What input data formats does the pipeline accept?

It accepts only summary statistics in GCTA-Cojo format. For more info about inputs, check the usage input section.

What are the key outputs of the pipeline?

The key output is a report with the main analysis findings. You can check more about this and the other outputs at the outputs section.

Installation and Setup

What are the minimum system requirements to run the pipeline?

You will need a system with a minimum of 4 cores, 8GB RAM, 20GB of storage and Linux, MacOS or Windows Subsystem for Linux (WSL) with Nextflow and a container manager installed. More information this can be found at the system requirements section.

Do I need to install any specific software or dependencies before running the pipeline?

Apart from Nextflow and a container manager, you won't need to install any dependencies.

How do I install and configure the pipeline on my system?

You can download, install and set the pipeline with a single command:

nextflow pull juliaapolonio/Causeway

Usage

How do I execute the pipeline with example input data?
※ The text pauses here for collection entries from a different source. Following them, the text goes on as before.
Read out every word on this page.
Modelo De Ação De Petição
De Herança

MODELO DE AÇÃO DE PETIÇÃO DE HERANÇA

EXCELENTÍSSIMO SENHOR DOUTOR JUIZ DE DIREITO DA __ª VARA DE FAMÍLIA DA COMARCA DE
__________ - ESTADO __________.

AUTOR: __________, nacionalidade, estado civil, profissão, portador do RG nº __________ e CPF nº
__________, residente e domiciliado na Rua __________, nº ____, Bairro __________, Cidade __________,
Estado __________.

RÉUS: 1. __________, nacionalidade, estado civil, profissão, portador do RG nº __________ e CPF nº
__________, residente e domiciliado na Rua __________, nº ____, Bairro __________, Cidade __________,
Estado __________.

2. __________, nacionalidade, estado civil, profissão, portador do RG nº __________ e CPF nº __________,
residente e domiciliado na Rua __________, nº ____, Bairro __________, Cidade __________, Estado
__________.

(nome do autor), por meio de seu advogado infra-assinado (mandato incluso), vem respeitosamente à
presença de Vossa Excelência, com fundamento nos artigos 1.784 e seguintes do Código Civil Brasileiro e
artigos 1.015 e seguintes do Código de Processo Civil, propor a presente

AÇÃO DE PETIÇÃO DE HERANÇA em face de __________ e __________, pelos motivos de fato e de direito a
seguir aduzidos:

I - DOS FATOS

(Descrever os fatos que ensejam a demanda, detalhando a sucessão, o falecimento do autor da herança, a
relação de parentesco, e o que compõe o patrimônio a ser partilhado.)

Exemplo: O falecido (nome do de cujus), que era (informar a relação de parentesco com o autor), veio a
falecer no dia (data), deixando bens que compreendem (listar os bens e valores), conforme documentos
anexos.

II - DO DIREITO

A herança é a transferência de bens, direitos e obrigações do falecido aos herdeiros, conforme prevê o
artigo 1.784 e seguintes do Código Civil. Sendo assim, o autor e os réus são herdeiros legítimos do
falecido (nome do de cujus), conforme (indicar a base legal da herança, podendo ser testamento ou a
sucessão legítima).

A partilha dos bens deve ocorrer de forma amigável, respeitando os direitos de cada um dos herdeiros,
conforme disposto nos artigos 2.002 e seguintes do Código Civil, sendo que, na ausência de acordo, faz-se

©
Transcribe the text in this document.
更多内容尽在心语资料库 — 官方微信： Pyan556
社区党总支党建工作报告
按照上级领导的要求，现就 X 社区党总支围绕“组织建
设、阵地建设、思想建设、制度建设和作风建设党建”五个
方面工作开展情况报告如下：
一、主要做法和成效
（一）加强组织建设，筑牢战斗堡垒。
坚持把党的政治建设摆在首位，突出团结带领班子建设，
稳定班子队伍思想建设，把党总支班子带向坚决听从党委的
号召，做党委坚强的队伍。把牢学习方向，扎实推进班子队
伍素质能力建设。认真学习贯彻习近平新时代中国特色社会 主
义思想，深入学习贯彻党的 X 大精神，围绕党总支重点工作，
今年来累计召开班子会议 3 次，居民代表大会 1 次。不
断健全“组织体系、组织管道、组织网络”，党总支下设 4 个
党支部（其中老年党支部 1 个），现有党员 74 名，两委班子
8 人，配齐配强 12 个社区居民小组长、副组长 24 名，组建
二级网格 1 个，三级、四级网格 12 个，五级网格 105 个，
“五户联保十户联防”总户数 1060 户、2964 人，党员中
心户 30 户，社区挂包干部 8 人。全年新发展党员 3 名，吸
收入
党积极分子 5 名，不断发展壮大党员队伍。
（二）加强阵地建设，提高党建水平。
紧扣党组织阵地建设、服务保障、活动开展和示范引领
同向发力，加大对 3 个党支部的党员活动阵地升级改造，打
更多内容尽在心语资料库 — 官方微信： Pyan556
To execute the pipeline with minimal test data, you will need this command:

nextflow run juliaapolonio/Causeway -profile test,YOURPROFILE --outdir <OUTDIR>

Where YOURPROFILE will be the container executor you have in your machine.

What command-line options are available for customizing the pipeline?

A list of optional flags can be found in the optional flags section.

How do I specify a custom configuration file?

You can add your own configuration file as a profile in the conf directory. Alternatively, you can check if there is an existing configuration profile for your institution at nf-core/configs documentation.

Can the pipeline be run on a cluster or cloud environment?

Yes, Nextflow can handle lots of cluster and cloud computing environments, such as Slurm, Google Cloud, AWS. More information about it can be found at Nextflow executor documentation.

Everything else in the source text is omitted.